Si bungsu sendiri, ah, kadang aku lelah ngobrol dengannya. Ia tak pernah menjawabku dengan serius, malah bikin perutku terkocok sakit dengan lawakan yang dilontarkannya. Aku selalu tertawa sampai kelelahan.
Tapi aku yakin si bungsu ini sangat menyayangi mamanya. Ia selalu bilang mamanya galak, tapi kemanapun mamanya pergi, si bungsu selalu berada disamping Lia. Menemaninya, tanpa malu dikatai teman-temannya sebagai anak mami.
"Emang gue anak mami, lah, yang ngelahirin mama gue!", itu jawaban yang pernah aku dengar ketika ada teman yang menggodanya.

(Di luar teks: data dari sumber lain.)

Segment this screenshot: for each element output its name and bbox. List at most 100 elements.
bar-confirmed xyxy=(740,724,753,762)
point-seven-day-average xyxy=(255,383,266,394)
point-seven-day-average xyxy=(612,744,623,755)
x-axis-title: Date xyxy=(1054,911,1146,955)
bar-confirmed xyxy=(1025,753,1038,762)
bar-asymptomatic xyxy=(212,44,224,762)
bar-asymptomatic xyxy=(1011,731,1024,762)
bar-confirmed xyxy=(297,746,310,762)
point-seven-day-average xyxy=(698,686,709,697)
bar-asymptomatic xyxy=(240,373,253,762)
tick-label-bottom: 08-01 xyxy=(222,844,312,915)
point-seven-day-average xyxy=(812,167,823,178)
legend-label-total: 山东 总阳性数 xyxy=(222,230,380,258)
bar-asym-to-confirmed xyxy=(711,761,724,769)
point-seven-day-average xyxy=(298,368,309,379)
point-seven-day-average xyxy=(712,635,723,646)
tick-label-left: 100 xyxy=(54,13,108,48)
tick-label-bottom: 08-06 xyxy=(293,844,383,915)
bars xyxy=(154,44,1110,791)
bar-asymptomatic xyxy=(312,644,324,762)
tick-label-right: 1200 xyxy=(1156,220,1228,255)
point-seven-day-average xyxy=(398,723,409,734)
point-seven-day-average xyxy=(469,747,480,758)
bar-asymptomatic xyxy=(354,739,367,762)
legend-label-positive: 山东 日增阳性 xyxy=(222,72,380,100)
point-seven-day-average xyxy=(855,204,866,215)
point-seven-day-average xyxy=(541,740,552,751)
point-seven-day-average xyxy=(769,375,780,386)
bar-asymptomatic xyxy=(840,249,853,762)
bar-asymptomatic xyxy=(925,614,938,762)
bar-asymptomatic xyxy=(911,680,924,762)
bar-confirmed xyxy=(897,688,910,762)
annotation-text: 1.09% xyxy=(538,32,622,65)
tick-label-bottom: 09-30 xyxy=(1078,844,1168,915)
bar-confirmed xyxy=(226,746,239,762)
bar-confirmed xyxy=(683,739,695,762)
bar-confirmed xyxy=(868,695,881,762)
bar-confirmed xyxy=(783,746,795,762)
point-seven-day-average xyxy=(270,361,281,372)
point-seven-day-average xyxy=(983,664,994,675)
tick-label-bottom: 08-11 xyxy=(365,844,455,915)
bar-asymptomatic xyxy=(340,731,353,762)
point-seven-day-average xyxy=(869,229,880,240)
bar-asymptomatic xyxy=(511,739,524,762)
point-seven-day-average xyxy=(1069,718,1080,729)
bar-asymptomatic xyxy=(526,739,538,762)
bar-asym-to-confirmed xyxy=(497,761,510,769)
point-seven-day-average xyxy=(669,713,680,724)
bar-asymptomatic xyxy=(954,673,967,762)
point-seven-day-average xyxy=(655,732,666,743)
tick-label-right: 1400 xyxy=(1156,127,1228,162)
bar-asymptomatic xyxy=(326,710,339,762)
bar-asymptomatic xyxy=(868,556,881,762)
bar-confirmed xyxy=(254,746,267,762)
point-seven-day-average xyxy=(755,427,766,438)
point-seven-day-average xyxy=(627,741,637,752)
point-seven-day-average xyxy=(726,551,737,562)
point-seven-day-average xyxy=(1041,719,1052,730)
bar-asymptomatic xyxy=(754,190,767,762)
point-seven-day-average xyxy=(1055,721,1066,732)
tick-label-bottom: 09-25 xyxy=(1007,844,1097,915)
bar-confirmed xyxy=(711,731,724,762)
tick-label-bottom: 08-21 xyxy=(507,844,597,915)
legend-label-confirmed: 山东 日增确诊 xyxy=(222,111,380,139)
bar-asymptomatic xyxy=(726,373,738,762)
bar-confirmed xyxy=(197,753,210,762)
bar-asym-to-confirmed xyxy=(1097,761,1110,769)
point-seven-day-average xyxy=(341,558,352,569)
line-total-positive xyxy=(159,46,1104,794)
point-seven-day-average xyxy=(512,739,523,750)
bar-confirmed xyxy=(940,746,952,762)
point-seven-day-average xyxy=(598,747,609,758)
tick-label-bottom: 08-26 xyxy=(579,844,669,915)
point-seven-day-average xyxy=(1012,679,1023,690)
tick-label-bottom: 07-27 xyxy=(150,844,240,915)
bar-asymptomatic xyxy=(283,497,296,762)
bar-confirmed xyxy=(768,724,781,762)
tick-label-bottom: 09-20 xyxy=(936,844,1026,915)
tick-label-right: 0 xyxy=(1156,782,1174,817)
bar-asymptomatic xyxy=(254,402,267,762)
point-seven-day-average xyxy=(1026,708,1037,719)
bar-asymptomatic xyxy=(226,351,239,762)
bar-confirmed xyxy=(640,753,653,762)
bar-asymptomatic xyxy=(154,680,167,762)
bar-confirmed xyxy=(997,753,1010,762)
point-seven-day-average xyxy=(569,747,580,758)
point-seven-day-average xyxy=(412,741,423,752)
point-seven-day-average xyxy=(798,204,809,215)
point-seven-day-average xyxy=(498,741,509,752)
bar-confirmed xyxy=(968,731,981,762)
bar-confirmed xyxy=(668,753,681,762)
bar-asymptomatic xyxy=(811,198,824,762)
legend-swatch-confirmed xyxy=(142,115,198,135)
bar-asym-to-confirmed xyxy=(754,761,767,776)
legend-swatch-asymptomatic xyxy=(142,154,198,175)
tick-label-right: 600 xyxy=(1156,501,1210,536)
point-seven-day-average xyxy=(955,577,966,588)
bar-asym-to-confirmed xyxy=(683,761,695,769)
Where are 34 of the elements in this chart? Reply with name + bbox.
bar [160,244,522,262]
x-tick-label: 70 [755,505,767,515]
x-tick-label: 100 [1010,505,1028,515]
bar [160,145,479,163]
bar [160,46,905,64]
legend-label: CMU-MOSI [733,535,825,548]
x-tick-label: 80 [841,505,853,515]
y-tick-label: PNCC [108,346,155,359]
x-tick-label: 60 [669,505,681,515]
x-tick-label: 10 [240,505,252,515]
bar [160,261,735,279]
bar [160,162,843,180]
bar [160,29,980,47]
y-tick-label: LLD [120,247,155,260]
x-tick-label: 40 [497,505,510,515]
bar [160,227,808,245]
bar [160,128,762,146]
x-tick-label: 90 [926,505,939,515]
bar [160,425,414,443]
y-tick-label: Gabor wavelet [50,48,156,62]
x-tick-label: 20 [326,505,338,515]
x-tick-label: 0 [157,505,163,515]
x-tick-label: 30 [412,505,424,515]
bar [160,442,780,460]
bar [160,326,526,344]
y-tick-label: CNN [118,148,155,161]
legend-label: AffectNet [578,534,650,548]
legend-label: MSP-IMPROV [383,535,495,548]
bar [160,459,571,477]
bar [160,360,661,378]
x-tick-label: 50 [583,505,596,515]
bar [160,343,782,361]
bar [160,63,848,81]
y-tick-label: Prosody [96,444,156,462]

Hehe... benar-benar anak yang tidak mudah disenggol. Andaikata aku seumuran dengannya, ingin kukatakan, "gue suka gaya lo!"
Biar begitu, aku percaya kedua putrinya merupakan sosok yang mandiri. Lia tidak pernah kulihat ribet sama urusan yang sudah dipercayakan pada kedua putrinya.
Salut ku berikan pada Lia, karena ia bisa membuat kedua putrinya tidak memusuhi hidup dan mengasihani diri sendiri.Â
Sebagai single parent, pastilah tidak mudah buat Lia untuk mendidik anak, sekaligus mencari nafkah. Belum lagi ketika kedua putrinya beranjak remaja, pasti lah Lia mesti bisa mengimbangi gejolak pubernya mereka.
Baru melihat dan membayangkannya saja aku sudah lelah.
Tapi kenapa Lia terlihat santai sekali, ya?
Ah.. menulis tentangnya, aku jadi ingin sekali bertemu dengannya. Sejak pandemi, aku belum berhaha-hihi ria dengannya lagi. Berasa melempem, makin cepat peot saja rasanya wajah ini kalau tidak ada tarikan.Â
Aku perlu tarikan wajah dengan langsung ketawa-ketiwi bersamanya, sebagai latihan untuk awet muda. Cara hemat tanpa botox ataupun tarikan benang.